Wednesday, August 27, 2014

Rosh Chodesh Elul II

Left shul before shofar
So wake me up, wind
Play with my hair
Pull me to awareness

Monday, August 25, 2014

Rosh Chodesh Elul I

I eat pizza
with friends as the sun
descends on a tefillinless day,

talk future
with a new classmate
between sunset and stars,

chuck flour
with grain moths
as my first act of Elul

Sunday, August 24, 2014

The Dybbuk Respoken

"I came to watch that I might see a stranger God"

Friday, August 22, 2014

The center and the peripheries

There is a pebble before my cross-leggedness
Its rippled shadowedge darkens toward the other edge of its vertical surface
In looking I hear the whispers stronger than the voices
God is like the negative spaces of a doughnut, in the center and the peripheries
An ant traces its own alphabet in the grainground
It does not have to fall off the face of the earth to reach
transcendence, it can burrow in deeper,
all the way to China

Tuesday, August 12, 2014

Piles

This time last year
in a dark noisy room
I leaned to my left
and you leaned right and I said

"This time last year
I was crushing on you
so hard!" And you lit up
and said "Me too!"

and like years piling
upon gone-by years
our arms found rest
upon each other's shoulders

and we swayed one more time
to the same old niggun

Sunday, July 13, 2014

Praying in Pearlman

I pace the
curved avenue
between chair rows

as if on
a long call
with a friend

half-diverted by
a carpet labyrinth

Tuesday, June 3, 2014

49 toward the Omer

God, when you speak to us, speak of vastness. Speak of knowingness, babies' eyes. Speak of yellow flowers. Speak of the smell of rain through trees. Speak of night, of the crooked line between beard and neck. Speak of goodness. Speak of simplicity. Speak of okay. Speak of okay.

48 toward the Omer

I look forward to the trampoline to come, feeling my feet held by you among black fire words before they release me up again like a person throwing a dove from her cupped hands into the air with a soft push for encouragement, trajectory, instruction for the alonetimes

Maybe that's why we're supposed to take our shoes off in holy spaces, so it's easier to notice the caress, the slight bounce. Why wear clothing before you, God? Help me remove this raincoat, these galoshes, I didn't mean them, I'm not sure how they even got there

47 toward the Omer

hod shebmalchut

A year ago today I wrote about singing melody instead of harmony and now I read this poem to a different collection of melodymakers and I notice my process of coming into the group, and, relatedly, into my own, standing on this rock with a friend friend

I walk away from the campfire and for once am okay with the beauty of the song continuing on without me.
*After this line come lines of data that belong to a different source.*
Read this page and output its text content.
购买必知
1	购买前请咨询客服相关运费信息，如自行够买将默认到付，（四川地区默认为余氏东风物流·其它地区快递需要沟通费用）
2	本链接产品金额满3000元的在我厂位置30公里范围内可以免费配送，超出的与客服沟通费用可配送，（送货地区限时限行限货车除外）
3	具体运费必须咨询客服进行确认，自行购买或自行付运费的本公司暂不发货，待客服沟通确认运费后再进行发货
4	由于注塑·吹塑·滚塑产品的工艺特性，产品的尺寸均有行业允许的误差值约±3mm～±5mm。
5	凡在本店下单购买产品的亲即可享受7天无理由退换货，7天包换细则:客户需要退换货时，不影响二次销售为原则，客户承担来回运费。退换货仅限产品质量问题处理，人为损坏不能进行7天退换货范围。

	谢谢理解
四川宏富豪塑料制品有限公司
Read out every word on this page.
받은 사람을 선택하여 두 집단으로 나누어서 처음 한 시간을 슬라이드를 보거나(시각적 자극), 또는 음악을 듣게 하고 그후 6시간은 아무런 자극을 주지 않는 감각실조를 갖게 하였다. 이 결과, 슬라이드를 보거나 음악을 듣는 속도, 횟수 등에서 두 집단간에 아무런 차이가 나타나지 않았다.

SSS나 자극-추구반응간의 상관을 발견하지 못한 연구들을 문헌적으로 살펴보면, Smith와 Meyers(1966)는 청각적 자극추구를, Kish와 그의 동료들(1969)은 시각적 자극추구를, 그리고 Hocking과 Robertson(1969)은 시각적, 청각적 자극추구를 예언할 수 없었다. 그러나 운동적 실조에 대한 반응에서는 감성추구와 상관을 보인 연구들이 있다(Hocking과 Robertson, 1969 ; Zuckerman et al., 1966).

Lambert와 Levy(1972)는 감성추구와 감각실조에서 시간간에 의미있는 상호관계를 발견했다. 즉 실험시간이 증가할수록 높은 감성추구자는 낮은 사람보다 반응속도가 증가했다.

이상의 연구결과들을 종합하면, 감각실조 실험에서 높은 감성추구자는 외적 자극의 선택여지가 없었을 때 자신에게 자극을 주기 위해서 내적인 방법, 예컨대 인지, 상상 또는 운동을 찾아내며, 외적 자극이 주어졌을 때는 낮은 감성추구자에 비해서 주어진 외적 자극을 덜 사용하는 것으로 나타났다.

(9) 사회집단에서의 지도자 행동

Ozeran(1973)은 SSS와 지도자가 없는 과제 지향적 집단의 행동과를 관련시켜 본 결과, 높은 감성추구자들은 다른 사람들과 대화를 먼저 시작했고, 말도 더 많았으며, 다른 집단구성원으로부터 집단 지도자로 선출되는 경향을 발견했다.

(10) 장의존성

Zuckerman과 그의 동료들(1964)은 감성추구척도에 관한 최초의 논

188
Am I continuing on without the beauty of the song? Thirty minutes later, a mandolin, a guitar, two voices, a stack of music, carpeted floor, peace.

46 toward the Omer

netzach shebmalchut

I hold in beyonddimensions where points are planes, moments eternities. Let's hold hands now. It's noted. Shabbat as niggun: Sound changes enduringly. Shabbat as spinning paper: Drops of color swirl, remain. God says you gave it I took it there are no takebacks. Perfect, I say.